The decline in seaborne crude-oil trade depressed tanker freight rates for most of the year, according to the Review. Average freight indexes for the several types of tankers fell over 30 per cent, making 2002 another bad year for tanker owners, with the downward trend continuing into early 2003. Conversely, the increase in dry bulk trades benefited rates for all sectors and sizes of dry bulk carriers.
For the container-ship markets, rates generally increased but did not recover to those prevailing at the beginning of 2001. The Asia-Europe route improved the most, with rates up by around 20 per cent in each direction last year, attributable to growing trade between the two regions. Rates have continued to climb this year, and by mid-2003 carriers had ordered more than 60 vessels with a capacity of 8,000 TEUs (20-foot equivalent units). Further concentration occurred in containerized liner shipping: the top 10 carriers now control almost 44 per cent of the world’s total container-carrying capacity.

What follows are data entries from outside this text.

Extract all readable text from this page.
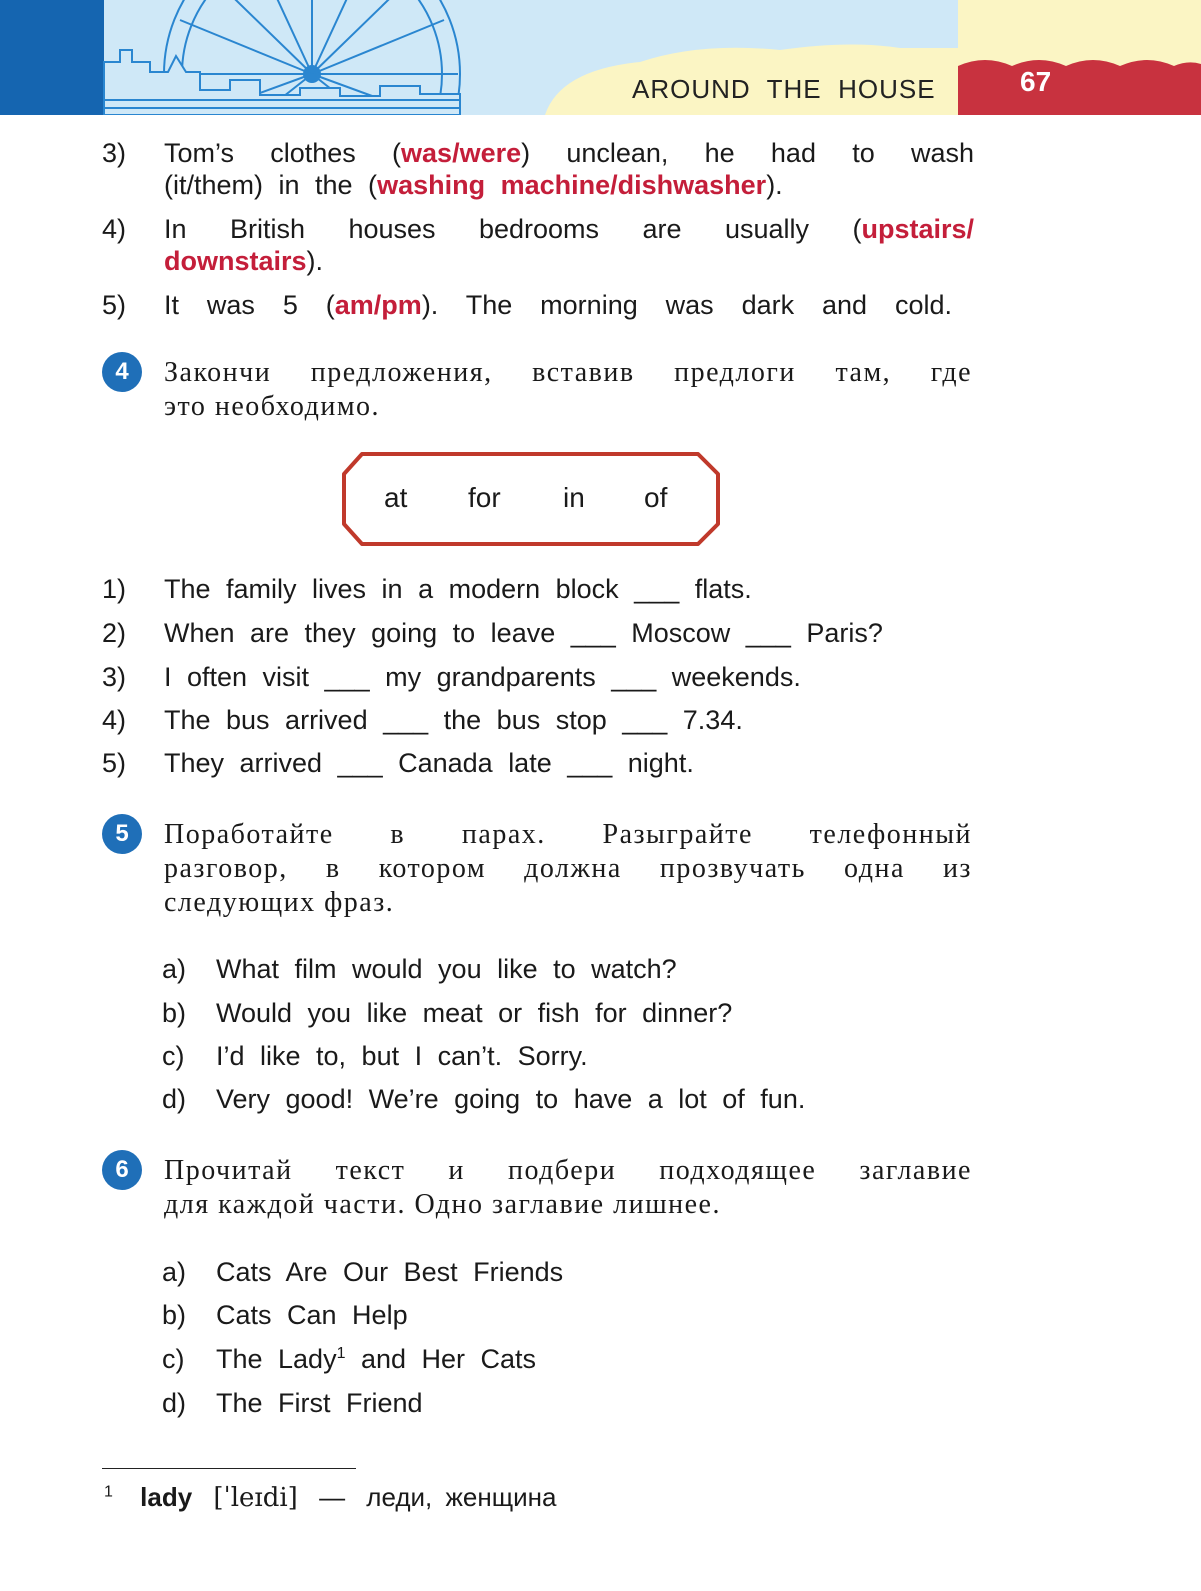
AROUND  THE  HOUSE	67
3) Tom’s clothes (was/were) unclean, he had to wash
(it/them) in the (washing machine/dishwasher).
4) In British houses bedrooms are usually (upstairs/
downstairs).
5) It was 5 (am/pm). The morning was dark and cold.
4	Закончи предложения, вставив предлоги там, где
это необходимо.
at for in of
1) The family lives in a modern block ___ flats.
2) When are they going to leave ___ Moscow ___ Paris?
3) I often visit ___ my grandparents ___ weekends.
4) The bus arrived ___ the bus stop ___ 7.34.
5) They arrived ___ Canada late ___ night.
5	Поработайте в парах. Разыграйте телефонный
разговор, в котором должна прозвучать одна из
следующих фраз.
a) What film would you like to watch?
b) Would you like meat or fish for dinner?
c) I’d like to, but I can’t. Sorry.
d) Very good! We’re going to have a lot of fun.
6	Прочитай текст и подбери подходящее заглавие
для каждой части. Одно заглавие лишнее.
a) Cats Are Our Best Friends
b) Cats Can Help
c) The Lady$^1$ and Her Cats
d) The First Friend
$^1$ lady [ˈleɪdi] — леди, женщина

World Seaborne Trade Share for Developing Countries
According to the new UNCTAD report, the overall share of world seaborne trade for developing countries last year fell slightly for goods loaded, and it rose slightly for goods unloaded. Those countries accounted for 49.4 per cent of goods loaded and 31.4 per cent of goods unloaded, compared with 49.7 per cent and 30.8 per cent in 2001, respectively. Oil and other commodities constitute a large proportion of loaded goods.
Asian developing countries’ share of total goods loaded and unloaded followed a similar pattern, falling to 29.6 per cent and rising to 22.1 per cent, respectively. For African developing countries, the share of loaded seaborne goods fell to 6.5per cent, while unloaded goods remained steady at 3.2 per cent. The share of maritime trade for developing countries in America fell slightly to 12.9 per cent for goods loaded and stayed at 5.7 per cent for goods unloaded.
For global seaborne trade, the Review reports that tanker cargoes slumped 1.4 per cent, while dry cargoes increased 2.1 per cent. The latter rise was due to a combined 2.4 per cent positive annual growth in minor bulks and liner trades and 1.6 per cent annual growth for the five main dry bulk commodities. Among those, iron ore, coal and bauxite shipments increased, while grain trades shrunk by 6 per cent.
The share of the world fleet of developing countries increased by 12.3 million deadweight tons (dwt), for a total fleet of 171.3 million dwt at the beginning of 2003 -– 20.3 per cent of the world fleet -– up from 159.0 million dwt the previous year. This was primarily the result of almost 10 million dwt in fleet expansion for Asian countries.
Developing countries in Asia again increased their deadweight tonnage, from 117 million in 2001 to 126.9 million last year. Countries in this region now own 15 per cent of world tonnage, or 74.1 per cent of the fleet of all developing countries. African developing countries, by contrast, maintained their 0.6 per cent share of world tonnage (3.1 per cent of all developing country tonnage). The fleet of the main open-registry countries dropped by 3.9 million dwt to 398.5 million dwt, comprising 47.2 per cent of the total world fleet (as opposed to 48.7 per cent the previous year).
Worldwide fleet expansion continued at an annual pace of 2.2 per cent, reaching 844.2 million dwt early this year, up from 825.6 million a year earlier. New building deliveries during 2002 reached the highest level ever recorded, with 49 million dwt (up 8.4 per cent from 2001); tonnage broken up and lost totalled 30.5 million dwt (up 9.7 per cent), leaving a net gain to the fleet of 18.5 million dwt. Oil tankers and dry bulk carriers made up 71.6 per cent of the total world fleet. The world container ship fleet size grew by 7.4 per cent, to 82.8 million dwt.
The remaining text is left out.